EOF correction is further performed on the model simulations of precipitation. As shown in Figure 10, corrected simulations of annual precipitation exceed the observations by 6.7 mm. The overall performance of corrected precipitation is poor compared with that of temperature, indicating that the different correction methods have regional advantages: methods suitable for temperature correction for a particular region may not be effective for precipitation correction. Since the correction of precipitation is more complex than that of temperature, a combination of various correction methods can be considered for the correction of precipitation in complex terrain.

4. Conclusions

Although the CMIP6 model is now better able to predict precipitation over the TP, the issue of systematic divergence in areas of steep terrain persists. The TP’s topography is complicated and highly varying, and the high topography of the plateau and that of its neighboring areas have a significant impact on the region’s precipitation patterns. The present study assessed the bias of the current model through a methodical evaluation of model simulation results. However, further investigation is required to understand the uncertainty in model simulations.

The current study evaluates the performances of CMIP6 high-resolution models in representing historical observed air temperature and precipitation over the TP. Moreover, the improvements of model simulations through terrain and EOF correction are evaluated.

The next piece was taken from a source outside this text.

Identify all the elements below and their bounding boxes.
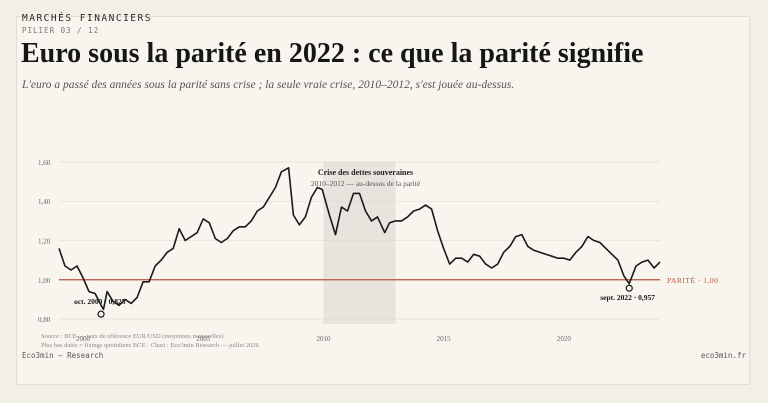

While the equal-weighted ensemble averages of CMIP6 high-resolution model simulations of temperature are representative of the observed spatial distribution of temperature on the TP, they, on average, underestimate temperature by 1.87 °C. Most models are able to depict an increase in mean temperature across the Qinghai-Tibet Plateau between 1981 and 2014, which is a reasonable simulation of the general trends in mean temperature change over the TP. The simulations of annual average temperature by some models are close to observations. The spatial range of temperature cooling of the model simulations exceeds that of the observed data. The model simulations overestimate the spatial range of low temperatures over the central and southwestern TP. The models show poor performance in representing the overall trend in average temperature over the TP, particularly during years of abrupt climate change, with the simulations of some models negatively correlated with the observed results.

The performances of the CMIP6 models for simulating precipitation over the TP are clearly poorer than for temperature. While the models are able to represent the spatial distribution of observed annual mean precipitation, simulations of precipitation depth show significant deviations from the observed rainfall. Model simulations of precipitation underestimate observations by 1.57 mm, and by 30% in the southeast. Most models overestimated the intensity of precipitation, mainly in the southeast, low-altitude region of the plateau.

EOF correction of simulations of TP temperature is more effective than EOF correction of precipitation, indicating the feasibility and effectiveness of this method. However, it should also be noted that the revised precipitation model can still be improved. This result indicates that a variety of correction methods can be considered when correcting temperature and precipitation over a complex terrain.